Engineering Students Help in Search for Cost-Effective Solar Energy Systems

PV Tester

The solar illuminator device includes a Fresnel lens (left) to concentrate sunlight and a collimation lens (middle) to create a uniform beam. The lenses are mounted on an optical rail and sunlight is focused onto a 3-inch-square area of each solar cell (right). (Photo by Matt Brailey)

Their solar illuminator will help professor Raymond Kostuk test systems that combine optical concentrators with conventional solar cells.

While renewable energy resources are environmentally responsible, they're not necessarily cheaper when compared with fossil fuels.

When their price is competitive – and can even save us money – they catch on fast. That's why you find a hybrid car at nearly every stoplight these days, but few subdivisions with solar-powered homes.

Electricity from photovoltaics still costs about four to five times as much as that produced by fossil fuels, said Daniel Bauer, a senior in optical sciences and engineering, or OSE, at The University of Arizona.

Bauer and three other students demonstrated their “Solar Illuminator and Solar Cell Evaluation” senior design project last week during Engineering Design Day, an annual event on the UA campus in which senior design teams display their projects and compete for cash prizes.

Part of a Larger Project

The project Bauer and the other team members designed is part of professor Raymond Kostuk’s ongoing research effort to produce more efficient photovoltaic systems.

Kostuk, who holds a joint appointment in electrical and computer engineering, known as ECE, and optical sciences, plans to use the students’ solar illuminator to evaluate the performance of commercial and experimental solar cells at moderate levels of sunlight concentration – power levels equivalent to that produced by two to four suns.

As part of the project, the students evaluated three types of photovoltaic cells – crystalline, multicrystalline and amorphous silicon. All of the cells produced more electricity as the solar energy increased. But the cells were less efficient as the energy increased.

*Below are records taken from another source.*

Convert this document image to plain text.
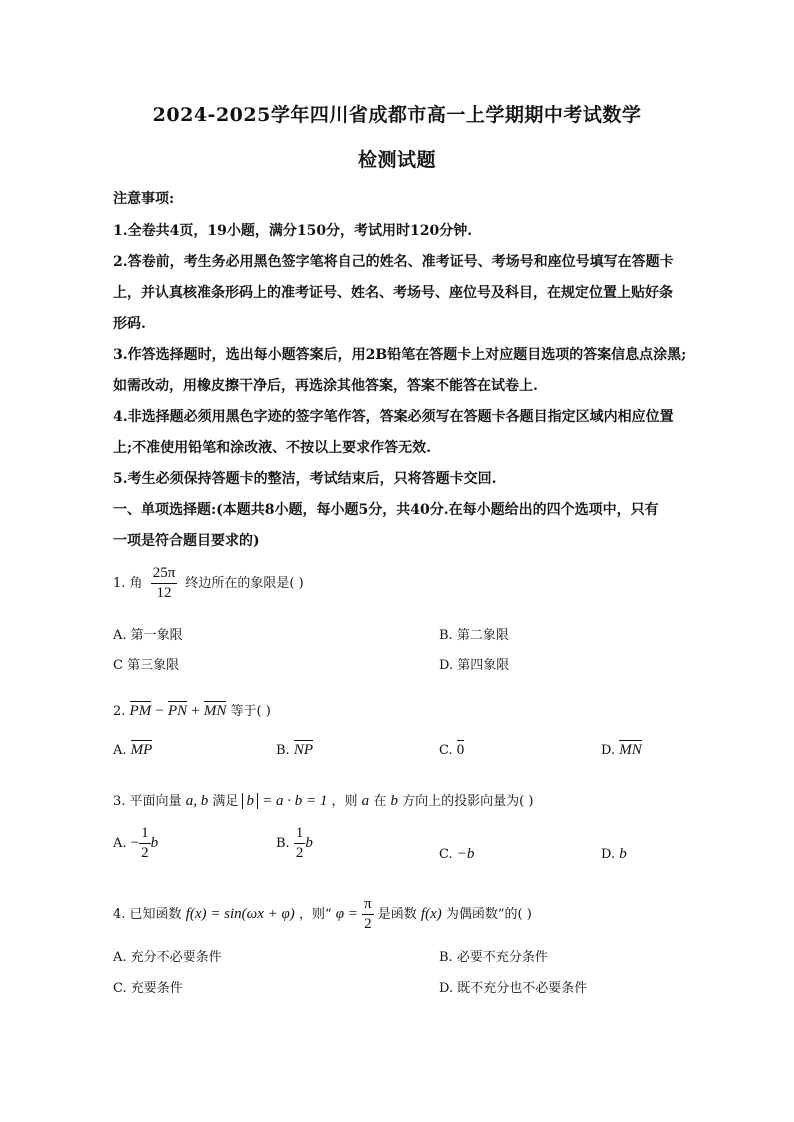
2024-2025学年四川省成都市高一上学期期中考试数学
检测试题
注意事项:
1.全卷共4页，19小题，满分150分，考试用时120分钟.
2.答卷前，考生务必用黑色签字笔将自己的姓名、准考证号、考场号和座位号填写在答题卡
上，并认真核准条形码上的准考证号、姓名、考场号、座位号及科目，在规定位置上贴好条
形码.
3.作答选择题时，选出每小题答案后，用2B铅笔在答题卡上对应题目选项的答案信息点涂黑;
如需改动，用橡皮擦干净后，再选涂其他答案，答案不能答在试卷上.
4.非选择题必须用黑色字迹的签字笔作答，答案必须写在答题卡各题目指定区域内相应位置
上;不准使用铅笔和涂改液、不按以上要求作答无效.
5.考生必须保持答题卡的整洁，考试结束后，只将答题卡交回.
一、单项选择题:(本题共8小题，每小题5分，共40分.在每小题给出的四个选项中，只有
一项是符合题目要求的)
1. 角 $\frac{25\pi}{12}$ 终边所在的象限是( )
A. 第一象限	B. 第二象限
C 第三象限	D. 第四象限
2. PM − PN + MN 等于( )
A. MP	B. NP	C. 0	D. MN
3. 平面向量 a, b 满足 b = a · b = 1 ，则 a 在 b 方向上的投影向量为( )
A. − $\frac{1}{2}$ b	B. $\frac{1}{2}$ b
C. −b	D. b
4. 已知函数 f(x) = sin(ωx + φ) ，则“ $\varphi = \frac{\pi}{2}$ 是函数 f(x) 为偶函数”的( )
A. 充分不必要条件	B. 必要不充分条件
C. 充要条件	D. 既不充分也不必要条件
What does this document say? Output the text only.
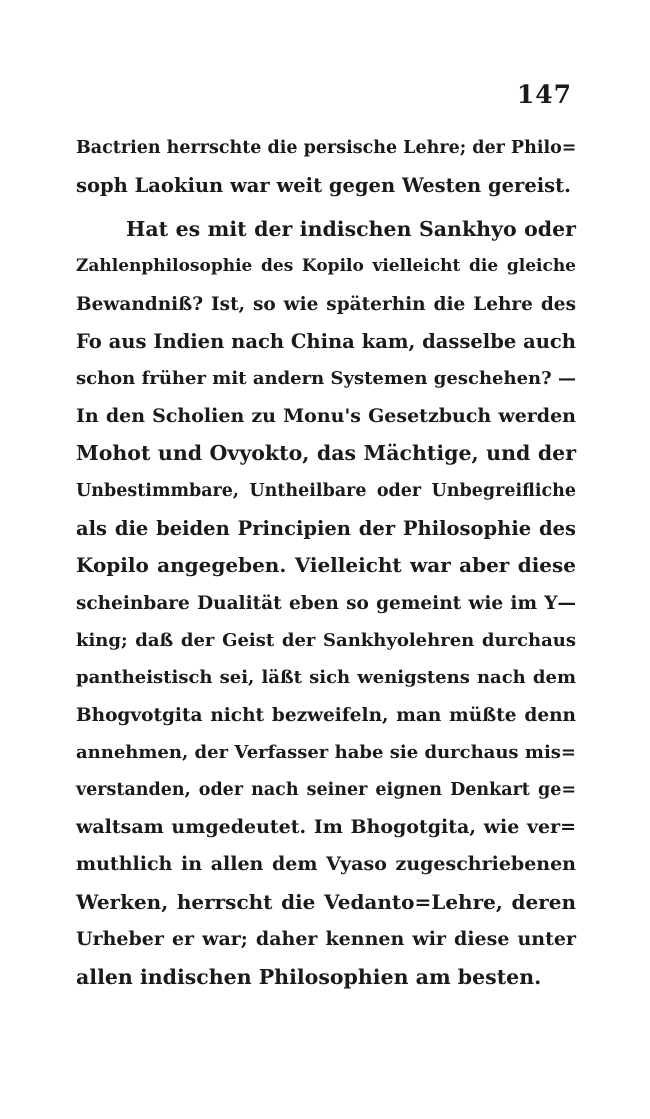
147
Bactrien herrschte die persische Lehre; der Philo=
soph Laokiun war weit gegen Westen gereist.
Hat es mit der indischen Sankhyo oder
Zahlenphilosophie des Kopilo vielleicht die gleiche
Bewandniß? Ist, so wie späterhin die Lehre des
Fo aus Indien nach China kam, dasselbe auch
schon früher mit andern Systemen geschehen? —
In den Scholien zu Monu's Gesetzbuch werden
Mohot und Ovyokto, das Mächtige, und der
Unbestimmbare, Untheilbare oder Unbegreifliche
als die beiden Principien der Philosophie des
Kopilo angegeben. Vielleicht war aber diese
scheinbare Dualität eben so gemeint wie im Y—
king; daß der Geist der Sankhyolehren durchaus
pantheistisch sei, läßt sich wenigstens nach dem
Bhogvotgita nicht bezweifeln, man müßte denn
annehmen, der Verfasser habe sie durchaus mis=
verstanden, oder nach seiner eignen Denkart ge=
waltsam umgedeutet. Im Bhogotgita, wie ver=
muthlich in allen dem Vyaso zugeschriebenen
Werken, herrscht die Vedanto=Lehre, deren
Urheber er war; daher kennen wir diese unter
allen indischen Philosophien am besten.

They didn't produce twice as much electricity when the solar power was doubled, for instance. That means it would be more cost effective to use two solar cells, rather than one with a device to concentrate sunlight to two suns, unless the concentrator was quite a bit less expensive than the second solar cell.

The students also found that you get what you pay for. The more expensive cells were more efficient. The trick is to decide how much power you need and to then decide if buying fewer expensive cells would be more cost effective than buying more of the less efficient ones, said OSE senior Stephanie Barnes.

The illuminator includes a Fresnel lens to concentrate sunlight and a collimation lens to create a uniform beam. The lenses are mounted on an optical rail and sunlight is focused onto a 3-inch-square area of each solar cell.

Finding the Optimal Load

The students varied the voltage and current being drawn from the solar cell to produce a current-versus-voltage curve for load resistances ranging from almost zero to almost infinity.

“This allowed us to look at a whole range of currents and voltages and find the point on the curve where the cell was most efficient,” said ECE senior Kyle Yeager.

“Knowing the most efficient point on the curve is important when designing solar arrays for homes and other applications,” added team member Ian Tilford, who also is an OSE senior.

Kostuk will now add the students' solar illuminator to his lab gear. “I plan to use this device to evaluate passive concentrator systems that do not require tracking the sun,” Kostuk said. “This is important for developing low-cost concentrator systems that can take advantage of conventional photovoltaic cells.”

Kostuk plans to fund another senior design project this fall that will monitor the passive tracking capability and the effects of temperature variations on the performance of photovoltaic systems that use different kinds of concentrators.

Kostuk is funding the student projects with an honorarium he receives as the Kenneth VonBehren Chaired Professor in ECE.

He also is teaching a new course this semester on solar photovoltaics in which students learn about photovoltaic devices and system design.